CA: What is your long-term vision for your creative career?

AM: Right now, I’m still early in my career as an academic and editor, which requires a lot of job movement in a competitive market. My broad hope is to find a position with long-term stability that will allow me to develop a more consistent writing routine, even if the job itself might not be what I imagined. 

I write a lot, but currently on a very scattered and perhaps erratic schedule. In my mind, the most important and challenging part of the long-term vision is to keep writing, regardless of whether or not it directly or indirectly contributes to my income. I think the most difficult part of being an artist is creative sustainability, so I’ve been trying to remind myself to be patient and that success doesn’t have to look a specific way or result in a particular outcome. 

Basically, I’ve been coming to terms with the fact that my work can be of value to me even if it stops getting published and I end up working a day job that has nothing to do with writing. The moments I’ve been most creative over the past two years are the times when I wasn’t worried about turning the work into a line on my CV. That’s not always the answer people want to hear, but I think being flexible and adaptable are the reasons I’ve made it this far. 

 

CA: What do you plan on doing as a Creative Armenia-AGBU Fellow?

AM: I feel extremely lucky to have received the Creative Armenia-AGBU fellowship, as I know so many brilliant and accomplished artists apply each year.
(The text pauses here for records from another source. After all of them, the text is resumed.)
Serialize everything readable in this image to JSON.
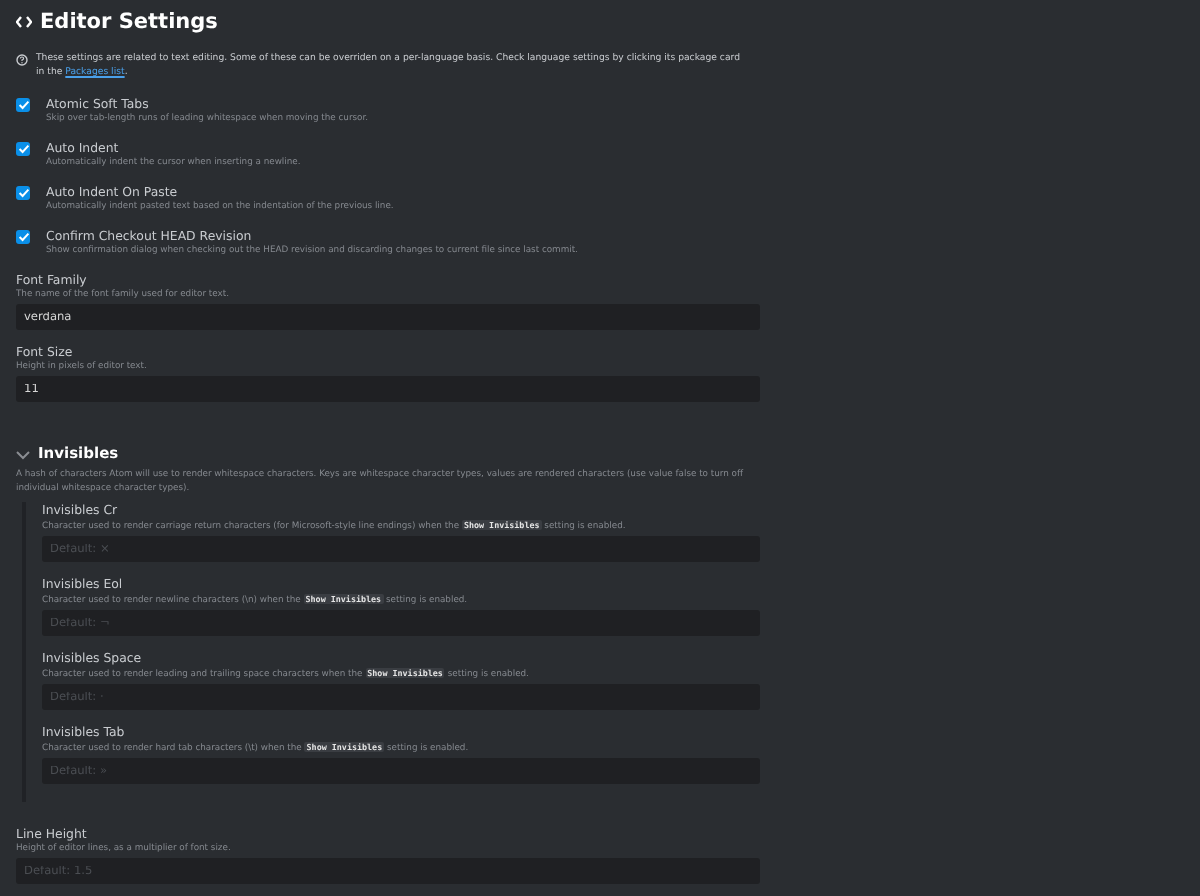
{
  "title": "Editor Settings",
  "intro": {
    "text": "These settings are related to text editing. Some of these can be overriden on a per-language basis. Check language settings by clicking its package card in the ",
    "link": "Packages list",
    "after": "."
  },
  "settings": [
    {
      "kind": "checkbox",
      "label": "Atomic Soft Tabs",
      "checked": true,
      "description": [
        {
          "kind": "text",
          "text": "Skip over tab-length runs of leading whitespace when moving the cursor."
        }
      ]
    },
    {
      "kind": "checkbox",
      "label": "Auto Indent",
      "checked": true,
      "description": [
        {
          "kind": "text",
          "text": "Automatically indent the cursor when inserting a newline."
        }
      ]
    },
    {
      "kind": "checkbox",
      "label": "Auto Indent On Paste",
      "checked": true,
      "description": [
        {
          "kind": "text",
          "text": "Automatically indent pasted text based on the indentation of the previous line."
        }
      ]
    },
    {
      "kind": "checkbox",
      "label": "Confirm Checkout HEAD Revision",
      "checked": true,
      "description": [
        {
          "kind": "text",
          "text": "Show confirmation dialog when checking out the HEAD revision and discarding changes to current file since last commit."
        }
      ]
    },
    {
      "kind": "field",
      "label": "Font Family",
      "value": "verdana",
      "description": [
        {
          "kind": "text",
          "text": "The name of the font family used for editor text."
        }
      ]
    },
    {
      "kind": "field",
      "label": "Font Size",
      "value": "11",
      "description": [
        {
          "kind": "text",
          "text": "Height in pixels of editor text."
        }
      ]
    }
  ],
  "section": {
    "title": "Invisibles",
    "expanded": true,
    "description": "A hash of characters Atom will use to render whitespace characters. Keys are whitespace character types, values are rendered characters (use value false to turn off individual whitespace character types).",
    "settings": [
      {
        "kind": "field",
        "label": "Invisibles Cr",
        "placeholder": "Default: ×",
        "description": [
          {
            "kind": "text",
            "text": "Character used to render carriage return characters (for Microsoft-style line endings) when the "
          },
          {
            "kind": "code",
            "text": "Show Invisibles"
          },
          {
            "kind": "text",
            "text": " setting is enabled."
          }
        ]
      },
      {
        "kind": "field",
        "label": "Invisibles Eol",
        "placeholder": "Default: ¬",
        "description": [
          {
            "kind": "text",
            "text": "Character used to render newline characters (\\n) when the "
          },
          {
            "kind": "code",
            "text": "Show Invisibles"
          },
          {
            "kind": "text",
            "text": " setting is enabled."
          }
        ]
      },
      {
        "kind": "field",
        "label": "Invisibles Space",
        "placeholder": "Default: ·",
        "description": [
          {
            "kind": "text",
            "text": "Character used to render leading and trailing space characters when the "
          },
          {
            "kind": "code",
            "text": "Show Invisibles"
          },
          {
            "kind": "text",
            "text": " setting is enabled."
          }
        ]
      },
      {
        "kind": "field",
        "label": "Invisibles Tab",
        "placeholder": "Default: »",
        "description": [
          {
            "kind": "text",
            "text": "Character used to render hard tab characters (\\t) when the "
          },
          {
            "kind": "code",
            "text": "Show Invisibles"
          },
          {
            "kind": "text",
            "text": " setting is enabled."
          }
        ]
      }
    ]
  },
  "more_settings": [
    {
      "kind": "field",
      "label": "Line Height",
      "placeholder": "Default: 1.5",
      "description": [
        {
          "kind": "text",
          "text": "Height of editor lines, as a multiplier of font size."
        }
      ]
    }
  ]
}
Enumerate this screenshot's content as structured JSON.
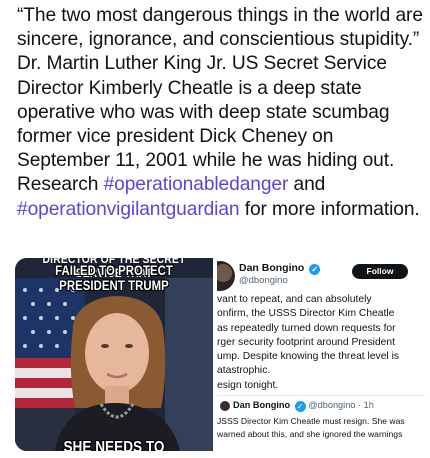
{
  "post": {
    "text_before": "“The two most dangerous things in the world are sincere, ignorance, and conscientious stupidity.” Dr. Martin Luther King Jr. US Secret Service Director Kimberly Cheatle is a deep state operative who was with deep state scumbag former vice president Dick Cheney on September 11, 2001 while he was hiding out. Research ",
    "hashtag1": "#operationabledanger",
    "text_middle": " and ",
    "hashtag2": "#operationvigilantguardian",
    "text_after": " for more information."
  },
  "meme": {
    "headline_cut": "DIRECTOR OF THE SECRET SERVICE THAT",
    "headline": "FAILED TO PROTECT PRESIDENT TRUMP",
    "bottom_caption": "SHE NEEDS TO"
  },
  "tweet": {
    "name": "Dan Bongino",
    "handle": "@dbongino",
    "follow_label": "Follow",
    "lines": [
      "vant to repeat, and can absolutely",
      "onfirm, the USSS Director Kim Cheatle",
      "as repeatedly turned down requests for",
      "rger security footprint around President",
      "ump. Despite knowing the threat level is",
      "atastrophic.",
      "esign tonight."
    ],
    "quote": {
      "name": "Dan Bongino",
      "handle": "@dbongino",
      "time": "· 1h",
      "lines": [
        "JSSS Director Kim Cheatle must resign. She was",
        "warned about this, and she ignored the warnings"
      ]
    }
  },
  "colors": {
    "hashtag": "#5b45d6",
    "verified": "#1d9bf0",
    "follow_button": "#0f1419"
  }
}
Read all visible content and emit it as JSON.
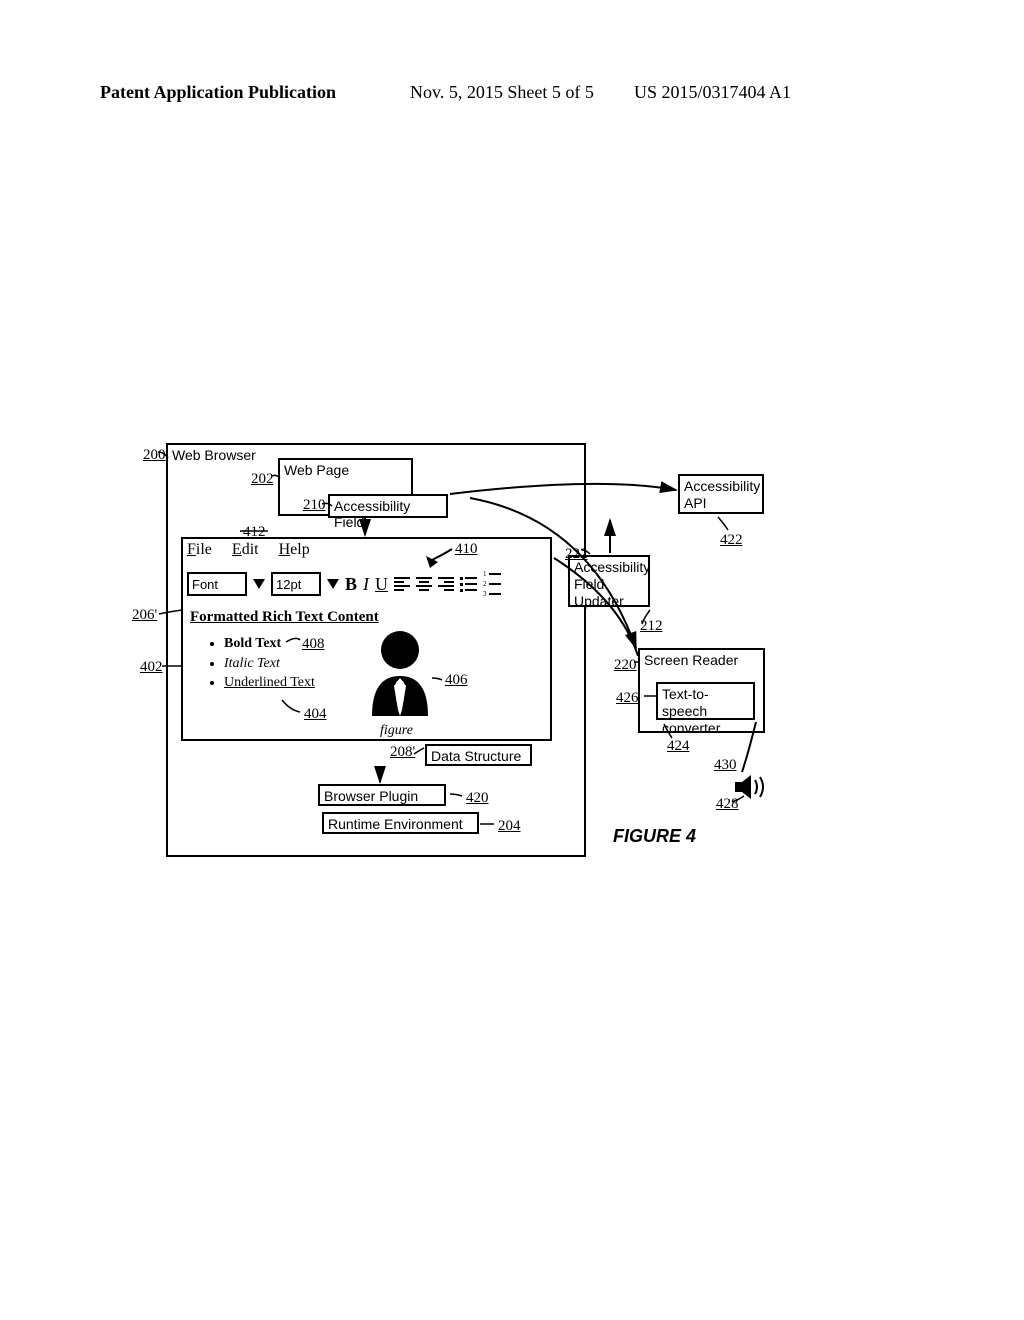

I applied with a lot of current and future projects in mind, though mostly what I want to focus on this year is creative nonfiction around the subject matter of ethnic identity and performance. For example, I’ve recently been thinking a lot about a couple of lines from the first episode of season three of Atlanta in relation to Eric Bogosian’s role in Uncut Gems. I’ve written about The Promise before but noticed a lot of new things about it after viewing it again and discussing it with a group of my literature students. I wrote a seminar paper in grad school exploring many of Kim Kardashian’s public actions through the lens of Black Feminist Thought that I would like to return to, rewrite, and expand. I’ve become increasingly interested in narrative patterns across literature, television, and film, so the fellowship is giving me time and space to collect some of those writings and hopefully turn them into something more cohesive. 

 

I’m using the fellowship to amplify a couple of editorial projects as well. I just finished the copy-editing phase on an anthology titled We Are All Armenian: Voices from the Diaspora that is going to be published by the University of Texas Press in spring 2023, so the fellowship provides superb resources for publicity and promotion. I also just started a volunteer position as an associate fiction editor at Guernica, a well-respected magazine focused on arts and politics. One of the initiatives I want to spearhead there is publishing emerging Armenian writers, particularly those who are exploring contemporary narratives.